Suite Scarlett

“You’re not mean,” he said. “You’re just kind of…fearless.”

 

 

Was he high? Fearless? There were a lot of words that Scarlett could have used to describe herself…well, actually, there weren’t, but…if she had had a few, fearless would definitely not have been one of them.

 

“You just seem like you’ll tackle any problem put in front of you,” he said, thickly spreading ketchup on his burger.

 

“They don’t go away if you don’t,” she said. “And my ideas are usually bad.”

 

He shook his head.

 

“I don’t think you get my point,” he said. “See, I lived in fear of coming here. I come from this little town where everybody knows each other. I was a big star there. I was, like, the actor. Here, there are real famous people. Every other person you meet is an actor. You go to auditions, and there are a hundred people in line ahead of you. Everyone’s talented, everyone’s good-looking, everyone has a good agent. Everyone has a story. Like you.”

 

Before, liking Eric was like a mirror—it was just a shiny thing, and it only went one way. But he was looking back at her now, and with interest. This was it. This was what people were talking about when they described falling in love. She was almost watching it happen to herself, like she was on the outside of her body.

 

So it was a bad time for her phone to ring. Mrs. Amberson’s name popped up on the screen.

 

“She never leaves you alone, does she?” Eric said, pointing at the screen with a fry.

 

Scarlett slipped away from the table to answer, just on the outside chance that Mrs. Amberson could somehow sense the fact that Eric was nearby.

 

“I need you, O’Hara,” she said, urgency rippling through her voice. “Whatever you’re doing, I need you to drop it at once.”

 

“Are you okay?” Scarlett asked. “Do you need a doctor or something?”

 

“I need you! Be here within the hour!”

 

Scarlett returned to the table, completely frazzled.

 

“Something’s wrong with her,” she said. “She was telling me she needs me, now. I’ve never heard her like this. But I can’t…”

 

“Don’t worry,” Eric said, all too quickly. “It sounds important. I’ll bring your sister home.”

 

Oh, no. This could not turn into playtime with Mrs. Amberson and bonding time with Eric and Marlene. But Eric was being his absurdly courteous self and was already on his feet, offering to get someone to wrap up her food. Before she knew it, he had introduced himself at length to the head Powerkid parent and been taken into the fold. He even walked Scarlett out and hailed the cab for her.

 

“I’ll take good care of her,” he promised, as he helped her in. And with that, Scarlett was speeding across Forty-fourth Street, away from Eric.

 

 

 

 

 

THE PLAY’S THE THING TO CATCH THE KING

 

 

Mrs.
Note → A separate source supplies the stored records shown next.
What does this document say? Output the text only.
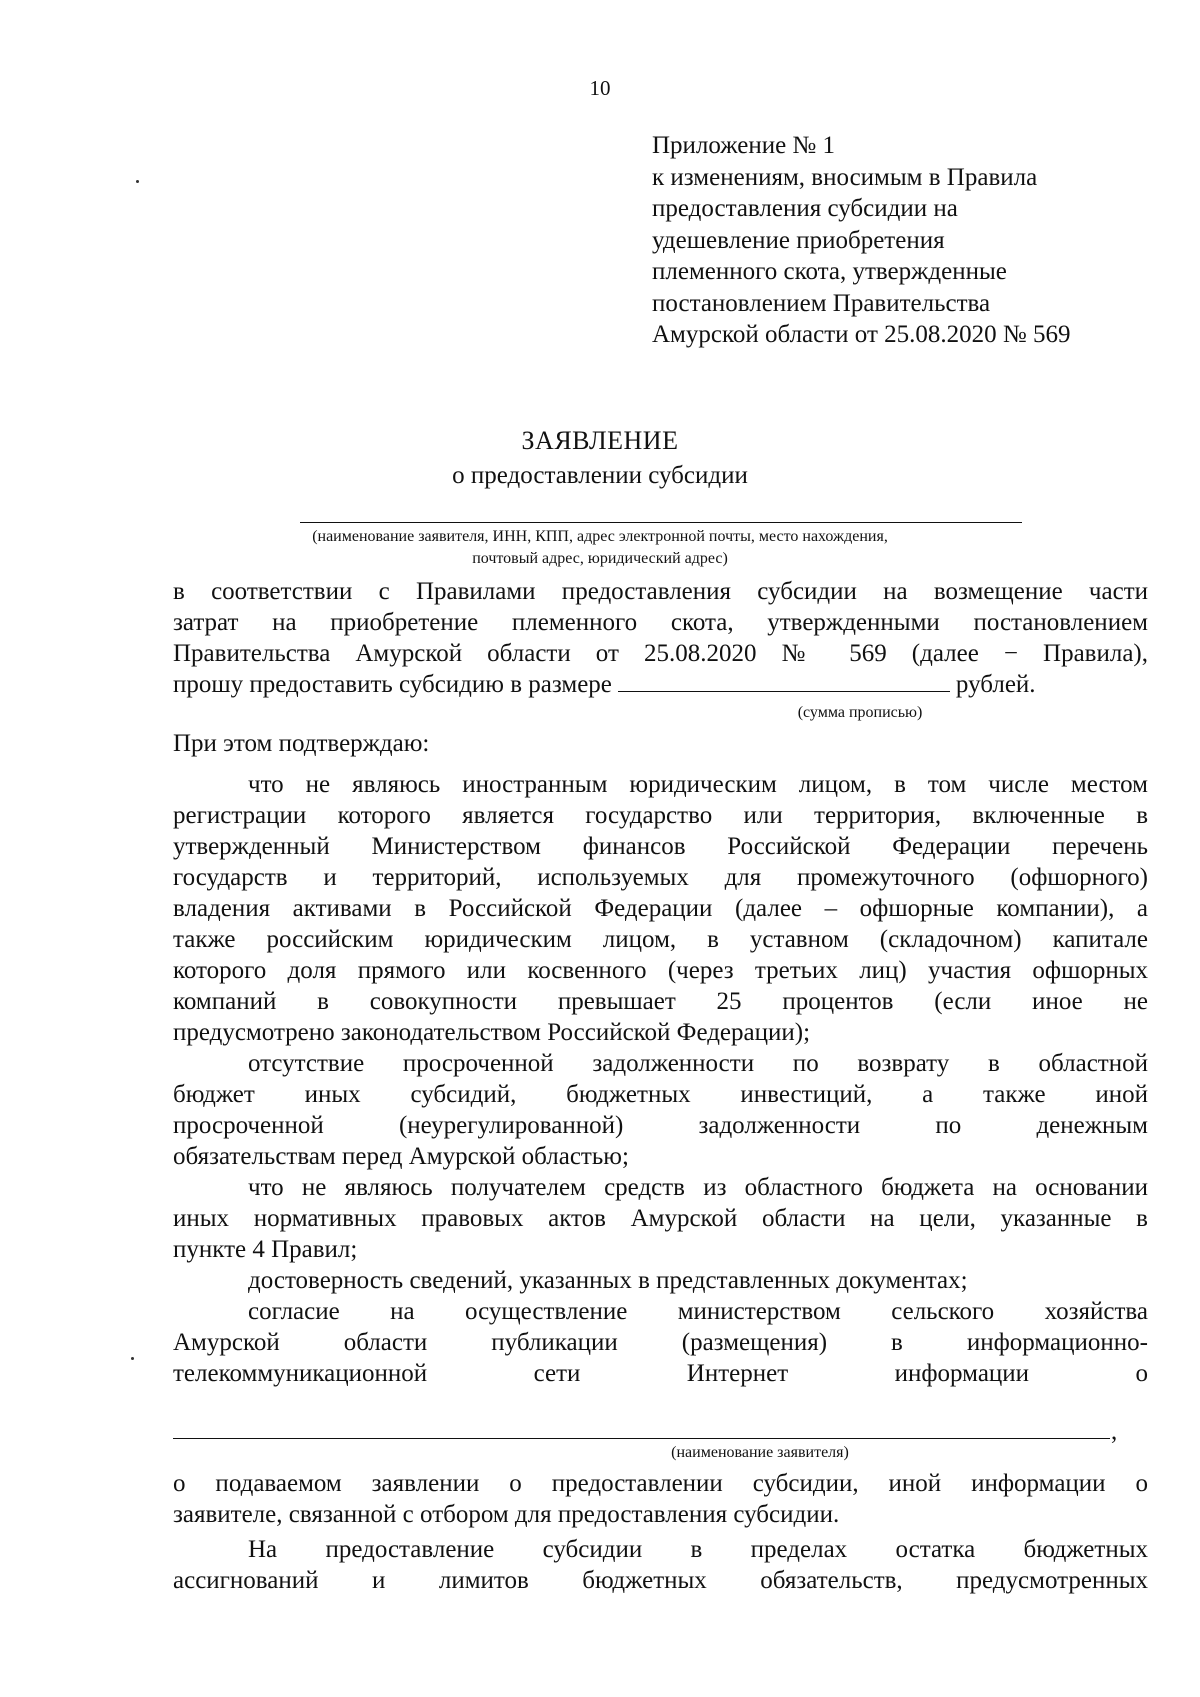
10
Приложение № 1
к изменениям, вносимым в Правила
предоставления субсидии на
удешевление приобретения
племенного скота, утвержденные
постановлением Правительства
Амурской области от 25.08.2020 № 569
ЗАЯВЛЕНИЕ
о предоставлении субсидии
(наименование заявителя, ИНН, КПП, адрес электронной почты, место нахождения,
почтовый адрес, юридический адрес)
в соответствии с Правилами предоставления субсидии на возмещение части
затрат на приобретение племенного скота, утвержденными постановлением
Правительства Амурской области от 25.08.2020 № 569 (далее − Правила),
прошу предоставить субсидию в размере	рублей.
(сумма прописью)
При этом подтверждаю:
что не являюсь иностранным юридическим лицом, в том числе местом
регистрации которого является государство или территория, включенные в
утвержденный Министерством финансов Российской Федерации перечень
государств и территорий, используемых для промежуточного (офшорного)
владения активами в Российской Федерации (далее – офшорные компании), а
также российским юридическим лицом, в уставном (складочном) капитале
которого доля прямого или косвенного (через третьих лиц) участия офшорных
компаний в совокупности превышает 25 процентов (если иное не
предусмотрено законодательством Российской Федерации);
отсутствие просроченной задолженности по возврату в областной
бюджет иных субсидий, бюджетных инвестиций, а также иной
просроченной (неурегулированной) задолженности по денежным
обязательствам перед Амурской областью;
что не являюсь получателем средств из областного бюджета на основании
иных нормативных правовых актов Амурской области на цели, указанные в
пункте 4 Правил;
достоверность сведений, указанных в представленных документах;
согласие на осуществление министерством сельского хозяйства
Амурской области публикации (размещения) в информационно-
телекоммуникационной сети Интернет информации о
,
(наименование заявителя)
о подаваемом заявлении о предоставлении субсидии, иной информации о
заявителе, связанной с отбором для предоставления субсидии.
На предоставление субсидии в пределах остатка бюджетных
ассигнований и лимитов бюджетных обязательств, предусмотренных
Amberson was sitting up in her bed for once—not smoking on the balcony. She was dressed in a long, vaguely oriental set of baby-blue silk pajamas and a never-before-seen pair of glasses were balanced on the edge of her nose. The silver drapes were closed and the wall sconces were lit, giving the room a warm, rosy glow. The expensive Parisian notebooks and papers were all over the bed, and the Montblanc pen (the one without the inkpot) was out of its box.

 

It appeared that she had actually been writing something. Even in Scarlett’s flustered, heightened state, this registered as being unusual.

 

She was also not, as Scarlett had been led to believe, dying.

 

“I need to talk to you,” she said. “Sit down.”

 

Scarlett sat down on the dressing table stool opposite the moon mirror. Mrs. Amberson took a moment before speaking, opening and closing the red cigarette case several times. She held it up.

 

“Did I ever tell you about this case?” she asked. “It’s a very special item…from the thirties, made in Berlin. I saw it in the window of an antique store when I first moved to the city. I promised myself that if I got a big break, I would buy it. I checked on it for months, making sure no one took it. And then one day, I got that big break. I went over to buy it. And it was gone! Gone!”

 

Scarlett was getting the very annoying feeling that she’d been dragged away from something that might possibly, maybe, have counted as a date with Eric to hear a story about a cigarette case…and this did not make Mrs. Amberson more endearing.

 

“So how did you get it?” Scarlett asked dutifully.

 

“Someone bought it for me,” she said. “That very day, to congratulate me. I’d never even told him about it. He just happened to pass the store and saw it. I don’t know how he afforded it, either…”

 

“Who?”

 

Best to keep this story motoring along.

 

“A friend,” Mrs. Amberson said. “Funny thing is…this is the only reason I still smoke. I can’t bear to be without it. It was the first truly beautiful, special thing I’d ever owned.”

 

She removed a cigarette from it, then tossed her beautiful, special thing across the bed.